The Promise of Gene Therapy
Reprogramming genes to cure HIV may not be easy, but we need to follow the science
By Jeffrey Laurence, M.D.
The latest round of amfAR grants reflects the industry and creativity of researchers exploring a range of gene therapy approaches to curing HIV.
It’s fertile ground. In recent weeks, the Food and Drug Administration has approved gene therapy treatments for conditions including hemophilia A, a deadly type of Duchenne muscular dystrophy, and ALS. Many more are sure to follow. Since CRISPR-Cas9 was first used to edit human genes in 2012, the precision and safety of gene-editing techniques has advanced in leaps and bounds.
amfAR was an early supporter of gene therapy research aimed at curing HIV, launching ICISTEM, a consortium of European researchers building on the science of HIV stem cell transplant cures involving the need to recruit donors having mutations in the critical HIV receptor CCR5, in 2014. That was followed by ARCHE-GT, the amfAR gene therapy research collaboration that is sponsoring Dr. Hildegard Büning’s project.
In addition to the newly funded amfAR grants, former grantee Dr. Jonah Sacha is attempting to redesign the drug candidate leronlimab—a monoclonal antibody that blocks HIV infection via the CCR5 receptor—so that it can be delivered by a viral vector and work as gene therapy. Another team (not funded by amfAR) has launched a first-in-human study testing Excision’s EBT-101, a candidate that cuts out large portions of the HIV genome. And researchers from Temple University and University of Nebraska Medical Center have developed a dual CRISPR gene editing strategy that excises HIV from genomes and inactivates CCR5, in combination with long-acting antiretroviral therapy, to cure HIV-infected mice.

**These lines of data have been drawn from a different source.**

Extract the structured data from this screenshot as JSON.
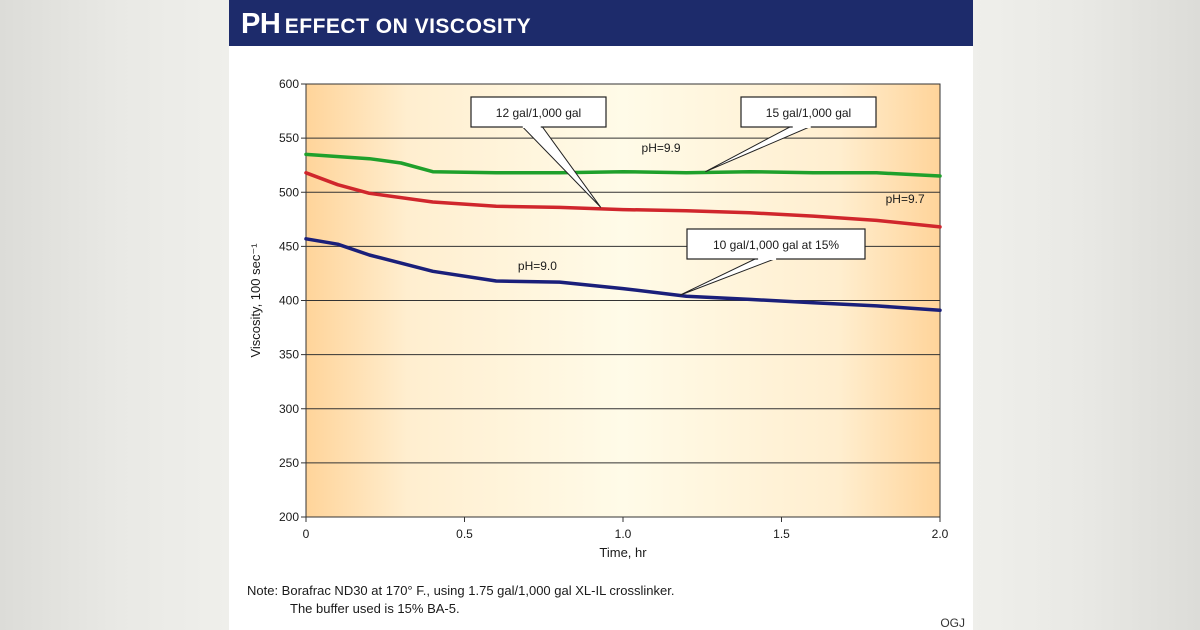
{
  "header": {
    "title_big": "PH",
    "title_small": "EFFECT ON VISCOSITY"
  },
  "colors": {
    "header_bg": "#1d2b6b",
    "green": "#1fa02b",
    "red": "#d0262c",
    "blue": "#1a1f7a",
    "plot_edge": "#ffd49a",
    "plot_center": "#fffbe8"
  },
  "chart_data": {
    "type": "line",
    "xlabel": "Time, hr",
    "ylabel": "Viscosity, 100 sec⁻¹",
    "xlim": [
      0,
      2.0
    ],
    "ylim": [
      200,
      600
    ],
    "x_ticks": [
      "0",
      "0.5",
      "1.0",
      "1.5",
      "2.0"
    ],
    "y_ticks": [
      "200",
      "250",
      "300",
      "350",
      "400",
      "450",
      "500",
      "550",
      "600"
    ],
    "grid": "horizontal",
    "series": [
      {
        "color": "#1fa02b",
        "x": [
          0,
          0.2,
          0.3,
          0.4,
          0.6,
          0.8,
          1.0,
          1.2,
          1.4,
          1.6,
          1.8,
          2.0
        ],
        "y": [
          535,
          531,
          527,
          519,
          518,
          518,
          519,
          518,
          519,
          518,
          518,
          515
        ]
      },
      {
        "color": "#d0262c",
        "x": [
          0,
          0.1,
          0.2,
          0.4,
          0.6,
          0.8,
          1.0,
          1.2,
          1.4,
          1.6,
          1.8,
          2.0
        ],
        "y": [
          518,
          507,
          499,
          491,
          487,
          486,
          484,
          483,
          481,
          478,
          474,
          468
        ]
      },
      {
        "color": "#1a1f7a",
        "x": [
          0,
          0.1,
          0.2,
          0.4,
          0.6,
          0.8,
          1.0,
          1.2,
          1.4,
          1.6,
          1.8,
          2.0
        ],
        "y": [
          457,
          452,
          442,
          427,
          418,
          417,
          411,
          404,
          401,
          398,
          395,
          391
        ]
      }
    ],
    "annotations": [
      {
        "text": "12 gal/1,000 gal",
        "target": [
          0.93,
          486
        ]
      },
      {
        "text": "15 gal/1,000 gal",
        "target": [
          1.26,
          519
        ]
      },
      {
        "text": "10 gal/1,000 gal at 15%",
        "target": [
          1.18,
          405
        ]
      }
    ],
    "inline_labels": [
      {
        "text": "pH=9.9",
        "x": 1.12,
        "y": 537
      },
      {
        "text": "pH=9.7",
        "x": 1.89,
        "y": 490
      },
      {
        "text": "pH=9.0",
        "x": 0.73,
        "y": 428
      }
    ]
  },
  "footer": {
    "note_line1": "Note: Borafrac ND30 at 170° F., using 1.75 gal/1,000 gal XL-IL crosslinker.",
    "note_line2": "The buffer used is 15% BA-5.",
    "credit": "OGJ"
  }
}
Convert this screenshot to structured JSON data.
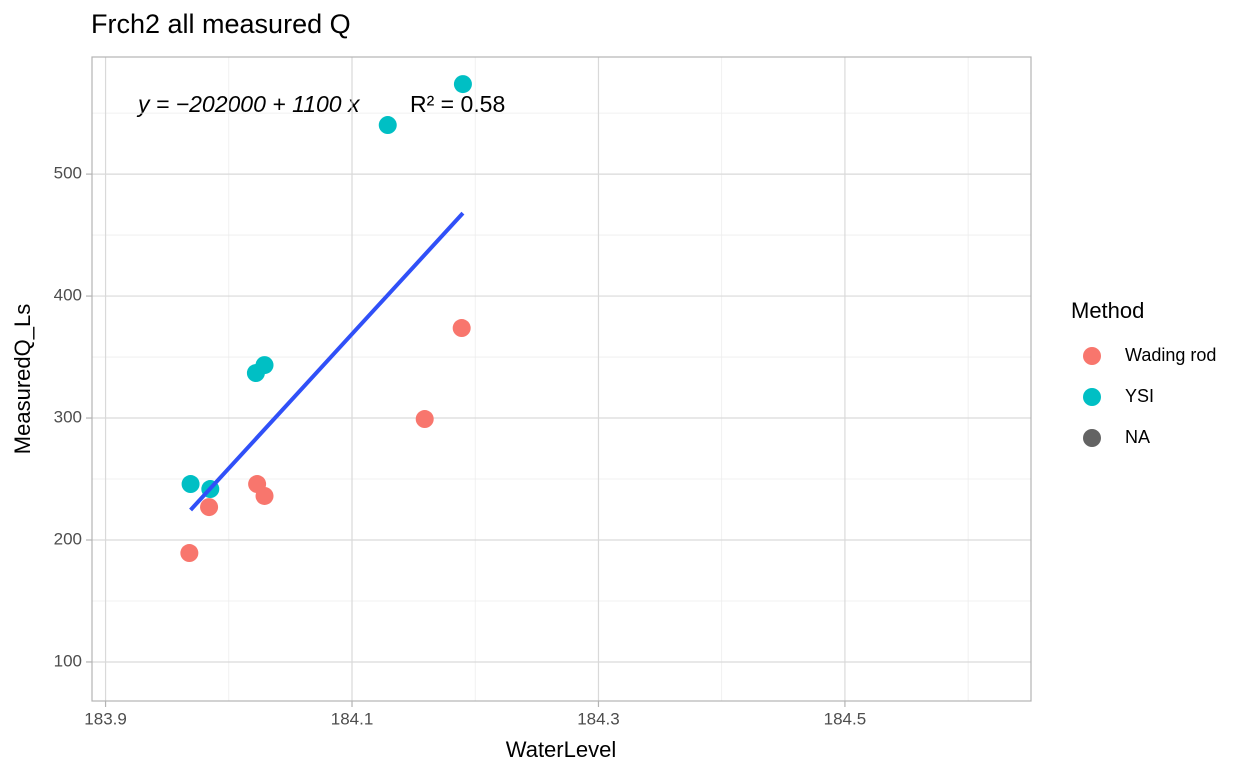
{
  "chart_data": {
    "type": "scatter",
    "title": "Frch2 all measured Q",
    "x_label": "WaterLevel",
    "y_label": "MeasuredQ_Ls",
    "annotation": {
      "equation": "y = −202000 + 1100 x",
      "r_squared": "R² = 0.58"
    },
    "legend_title": "Method",
    "legend_position": "right",
    "xlim": [
      183.889,
      184.651
    ],
    "ylim": [
      68,
      596
    ],
    "xticks": [
      183.9,
      184.1,
      184.3,
      184.5
    ],
    "yticks": [
      100,
      200,
      300,
      400,
      500
    ],
    "xminor": [
      184.0,
      184.2,
      184.4,
      184.6
    ],
    "yminor": [
      150,
      250,
      350,
      450,
      550
    ],
    "grid": true,
    "series": [
      {
        "name": "Wading rod",
        "color": "#f8766d",
        "x": [
          183.968,
          183.984,
          184.023,
          184.029,
          184.159,
          184.189
        ],
        "values": [
          189.3,
          227.0,
          245.9,
          236.1,
          299.2,
          373.8
        ]
      },
      {
        "name": "YSI",
        "color": "#00bfc4",
        "x": [
          183.969,
          183.985,
          184.022,
          184.029,
          184.129,
          184.19
        ],
        "values": [
          245.9,
          241.8,
          336.9,
          343.4,
          540.2,
          573.8
        ]
      },
      {
        "name": "NA",
        "color": "#636363",
        "x": [],
        "values": []
      }
    ],
    "fit_line": {
      "color": "#3050f8",
      "x": [
        183.969,
        184.19
      ],
      "values": [
        224.6,
        468.0
      ]
    }
  }
}
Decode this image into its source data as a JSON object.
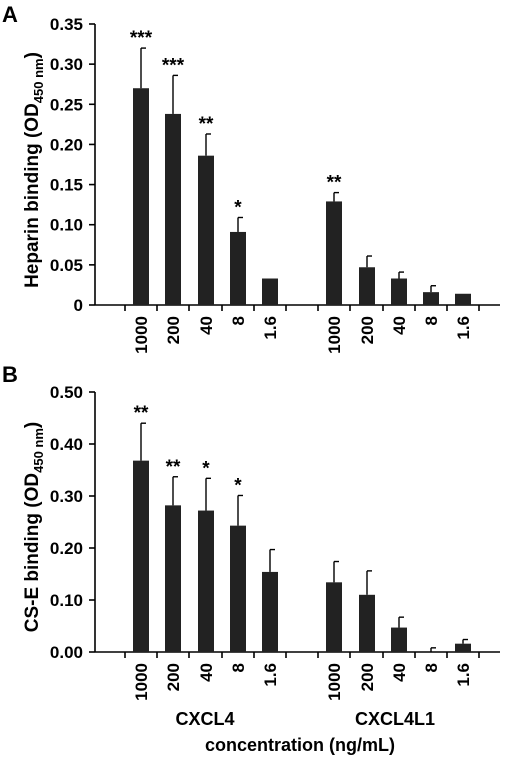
{
  "chart_data": [
    {
      "panel": "A",
      "type": "bar",
      "ylabel_main": "Heparin binding (OD",
      "ylabel_sub": "450 nm",
      "ylabel_end": ")",
      "ylim": [
        0,
        0.35
      ],
      "yticks": [
        "0",
        "0.05",
        "0.10",
        "0.15",
        "0.20",
        "0.25",
        "0.30",
        "0.35"
      ],
      "yticks_values": [
        0,
        0.05,
        0.1,
        0.15,
        0.2,
        0.25,
        0.3,
        0.35
      ],
      "categories": [
        "1000",
        "200",
        "40",
        "8",
        "1.6",
        "1000",
        "200",
        "40",
        "8",
        "1.6"
      ],
      "groups": [
        "CXCL4",
        "CXCL4",
        "CXCL4",
        "CXCL4",
        "CXCL4",
        "CXCL4L1",
        "CXCL4L1",
        "CXCL4L1",
        "CXCL4L1",
        "CXCL4L1"
      ],
      "values": [
        0.27,
        0.238,
        0.186,
        0.091,
        0.033,
        0.129,
        0.047,
        0.033,
        0.016,
        0.014
      ],
      "errors": [
        0.05,
        0.048,
        0.027,
        0.018,
        0.0,
        0.011,
        0.014,
        0.008,
        0.008,
        0.0
      ],
      "significance": [
        "***",
        "***",
        "**",
        "*",
        "",
        "**",
        "",
        "",
        "",
        ""
      ],
      "grid": false
    },
    {
      "panel": "B",
      "type": "bar",
      "ylabel_main": "CS-E binding (OD",
      "ylabel_sub": "450 nm",
      "ylabel_end": ")",
      "ylim": [
        0,
        0.5
      ],
      "yticks": [
        "0.00",
        "0.10",
        "0.20",
        "0.30",
        "0.40",
        "0.50"
      ],
      "yticks_values": [
        0,
        0.1,
        0.2,
        0.3,
        0.4,
        0.5
      ],
      "categories": [
        "1000",
        "200",
        "40",
        "8",
        "1.6",
        "1000",
        "200",
        "40",
        "8",
        "1.6"
      ],
      "groups": [
        "CXCL4",
        "CXCL4",
        "CXCL4",
        "CXCL4",
        "CXCL4",
        "CXCL4L1",
        "CXCL4L1",
        "CXCL4L1",
        "CXCL4L1",
        "CXCL4L1"
      ],
      "values": [
        0.368,
        0.282,
        0.272,
        0.243,
        0.154,
        0.134,
        0.11,
        0.047,
        0.0,
        0.016
      ],
      "errors": [
        0.072,
        0.055,
        0.062,
        0.058,
        0.043,
        0.04,
        0.046,
        0.02,
        0.008,
        0.008
      ],
      "significance": [
        "**",
        "**",
        "*",
        "*",
        "",
        "",
        "",
        "",
        "",
        ""
      ],
      "grid": false,
      "group_labels": [
        "CXCL4",
        "CXCL4L1"
      ],
      "xlabel": "concentration (ng/mL)"
    }
  ]
}
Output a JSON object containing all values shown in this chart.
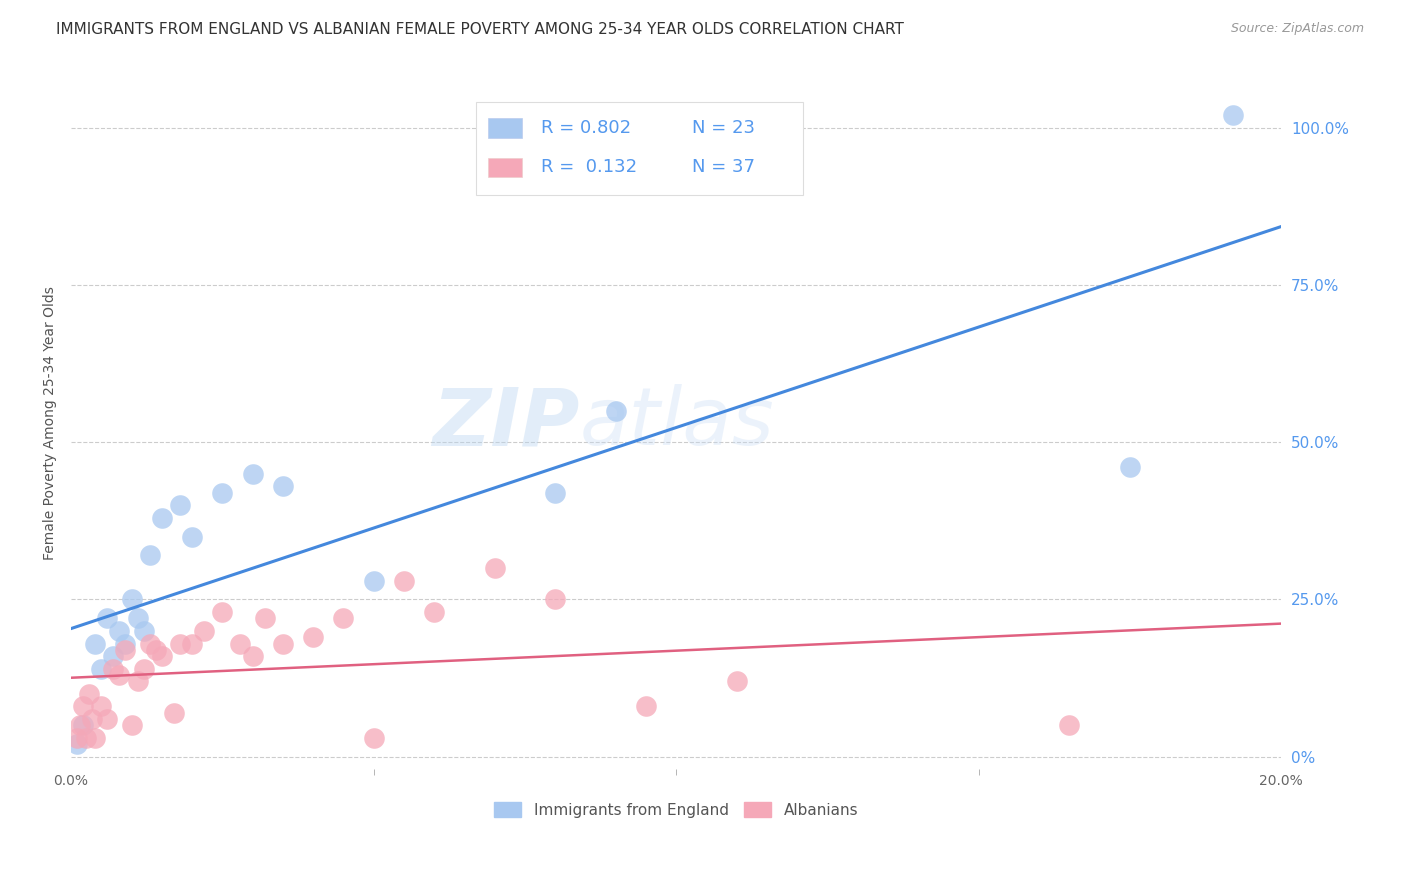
{
  "title": "IMMIGRANTS FROM ENGLAND VS ALBANIAN FEMALE POVERTY AMONG 25-34 YEAR OLDS CORRELATION CHART",
  "source": "Source: ZipAtlas.com",
  "ylabel": "Female Poverty Among 25-34 Year Olds",
  "xlim": [
    0.0,
    20.0
  ],
  "ylim": [
    -2.0,
    108.0
  ],
  "yticks_right": [
    0.0,
    25.0,
    50.0,
    75.0,
    100.0
  ],
  "ytick_labels_right": [
    "0%",
    "25.0%",
    "50.0%",
    "75.0%",
    "100.0%"
  ],
  "watermark_zip": "ZIP",
  "watermark_atlas": "atlas",
  "series1_label": "Immigrants from England",
  "series1_R": "0.802",
  "series1_N": "23",
  "series1_color": "#A8C8F0",
  "series1_edge_color": "#A8C8F0",
  "series1_line_color": "#4488DD",
  "series1_x": [
    0.1,
    0.2,
    0.4,
    0.5,
    0.6,
    0.7,
    0.8,
    0.9,
    1.0,
    1.1,
    1.2,
    1.3,
    1.5,
    1.8,
    2.0,
    2.5,
    3.0,
    3.5,
    5.0,
    8.0,
    9.0,
    17.5,
    19.2
  ],
  "series1_y": [
    2.0,
    5.0,
    18.0,
    14.0,
    22.0,
    16.0,
    20.0,
    18.0,
    25.0,
    22.0,
    20.0,
    32.0,
    38.0,
    40.0,
    35.0,
    42.0,
    45.0,
    43.0,
    28.0,
    42.0,
    55.0,
    46.0,
    102.0
  ],
  "series2_label": "Albanians",
  "series2_R": "0.132",
  "series2_N": "37",
  "series2_color": "#F5A8B8",
  "series2_edge_color": "#F5A8B8",
  "series2_line_color": "#E06080",
  "series2_x": [
    0.1,
    0.15,
    0.2,
    0.25,
    0.3,
    0.35,
    0.4,
    0.5,
    0.6,
    0.7,
    0.8,
    0.9,
    1.0,
    1.1,
    1.2,
    1.3,
    1.4,
    1.5,
    1.7,
    1.8,
    2.0,
    2.2,
    2.5,
    2.8,
    3.0,
    3.2,
    3.5,
    4.0,
    4.5,
    5.0,
    5.5,
    6.0,
    7.0,
    8.0,
    9.5,
    11.0,
    16.5
  ],
  "series2_y": [
    3.0,
    5.0,
    8.0,
    3.0,
    10.0,
    6.0,
    3.0,
    8.0,
    6.0,
    14.0,
    13.0,
    17.0,
    5.0,
    12.0,
    14.0,
    18.0,
    17.0,
    16.0,
    7.0,
    18.0,
    18.0,
    20.0,
    23.0,
    18.0,
    16.0,
    22.0,
    18.0,
    19.0,
    22.0,
    3.0,
    28.0,
    23.0,
    30.0,
    25.0,
    8.0,
    12.0,
    5.0
  ],
  "background_color": "#FFFFFF",
  "grid_color": "#CCCCCC",
  "title_color": "#333333",
  "axis_label_color": "#555555",
  "right_tick_color": "#5599EE",
  "title_fontsize": 11,
  "source_fontsize": 9,
  "axis_label_fontsize": 10,
  "tick_fontsize": 10,
  "legend_fontsize": 13
}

In some cases, especially in the treatment of certain blood cancers, the results of such therapies can seem almost miraculous. Others promise more modest improvements. But in almost all cases, gene therapy-based treatments come with a staggering price tag. The therapy approved in June for Duchenne muscular dystrophy, called Elevidys, is designed to be administered just once at a cost of $3.2 million. The price is typically justified by the estimated savings in treatment costs over a lifetime.
An exorbitantly priced cure for HIV will be of little use to the vast majority of people living with the virus. Recognizing that, amfAR’s priority is to develop a therapy that can be administered in vivo, perhaps through a single injection, avoiding the need for expensive medical infrastructure. Hans-Peter Kiem’s proposal to develop a “portable gene therapy treatment” is a perfect example.
For now, we should put the issue of cost aside and follow the science. “I don’t think expense should deter us,” said amfAR grantee Prof. Sharon Lewin, of the Doherty Institute in Melbourne, in a recent interview. “We’re in the discovery phase right now and we need the scientific advances that are going to cure HIV. We still need that major breakthrough, even if it’s looking expensive and complicated. Then we adapt it, refine it, and make it cheaper.”
Dr. Laurence is amfAR’s senior scientific consultant.